Faut-il oublier un passé douloureux ?

Pas du tout. Même si vous l’oubliez, il reste gravé dans votre inconscient et donc dans votre corps et imprègne votre énergie. Il continue donc de s’exprimer à sa manière, mais vous ignorez qu’il le fait à votre insu. Autant l’accepter et travailler à ce qu’il n’affecte plus votre corps ni vos émotions. Le fuir, c’est courir tout droit vers la somatisation.

Et si je ne me souviens plus d'une partie de mon passé ?

Le corps s’en souvient, et l’inconscient aussi, et vous donne des indices par le biais des affects (tristesse, peur, colère, angoisse, etc.) par nature difficilement contrôlables. Différentes techniques permettent de couper les liens de souffrances du passé : la kinésiologie, l’EMDR, mais aussi l’astropsychologie ou encore la visualisation créatrice.

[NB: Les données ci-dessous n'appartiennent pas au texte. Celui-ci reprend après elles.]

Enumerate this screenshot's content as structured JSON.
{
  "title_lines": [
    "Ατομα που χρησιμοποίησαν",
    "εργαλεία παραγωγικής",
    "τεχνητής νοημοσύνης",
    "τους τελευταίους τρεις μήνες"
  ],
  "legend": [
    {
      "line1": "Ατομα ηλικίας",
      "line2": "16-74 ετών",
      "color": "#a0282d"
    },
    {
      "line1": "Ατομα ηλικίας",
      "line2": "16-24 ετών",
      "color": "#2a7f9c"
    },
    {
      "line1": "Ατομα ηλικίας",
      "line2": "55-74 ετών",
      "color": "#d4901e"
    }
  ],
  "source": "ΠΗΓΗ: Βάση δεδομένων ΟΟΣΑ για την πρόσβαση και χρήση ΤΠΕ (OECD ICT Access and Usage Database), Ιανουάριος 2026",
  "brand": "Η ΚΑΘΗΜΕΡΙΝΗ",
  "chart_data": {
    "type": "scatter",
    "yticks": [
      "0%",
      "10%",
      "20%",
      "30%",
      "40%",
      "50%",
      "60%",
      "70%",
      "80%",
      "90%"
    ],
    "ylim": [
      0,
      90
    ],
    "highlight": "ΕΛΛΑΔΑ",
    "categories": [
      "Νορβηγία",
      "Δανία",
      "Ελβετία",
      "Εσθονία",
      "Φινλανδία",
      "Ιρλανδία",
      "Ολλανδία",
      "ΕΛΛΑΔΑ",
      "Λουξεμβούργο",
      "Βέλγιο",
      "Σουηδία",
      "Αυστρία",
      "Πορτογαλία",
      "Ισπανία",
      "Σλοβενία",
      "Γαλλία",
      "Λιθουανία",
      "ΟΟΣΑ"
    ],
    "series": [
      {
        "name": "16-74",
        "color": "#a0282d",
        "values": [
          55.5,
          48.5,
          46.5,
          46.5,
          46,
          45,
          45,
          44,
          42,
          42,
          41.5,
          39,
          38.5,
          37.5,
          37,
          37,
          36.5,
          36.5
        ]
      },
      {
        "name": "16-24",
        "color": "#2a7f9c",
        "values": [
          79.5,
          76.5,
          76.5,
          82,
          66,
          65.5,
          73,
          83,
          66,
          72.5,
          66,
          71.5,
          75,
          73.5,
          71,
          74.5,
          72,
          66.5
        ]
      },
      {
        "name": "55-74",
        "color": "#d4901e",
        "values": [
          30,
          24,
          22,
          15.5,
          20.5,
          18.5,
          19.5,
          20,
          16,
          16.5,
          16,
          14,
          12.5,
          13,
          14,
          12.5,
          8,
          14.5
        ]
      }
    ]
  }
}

Le travail sur l'acceptation de son passé fonctionne-t-il toujours ?

Comme pour tout travail sur soi, ce qui potentialise la réussite, c’est l’intention. Si vous souhaitez travailler sur vous-même, mais au fond vous vous identifiez à votre douleur ou votre douleur apporte des bénéfices secondaires (être plaint, attirer l’attention, garder l’autre, etc.) dont vous ne voulez pas vous séparer alors cela ne fonctionnera pas.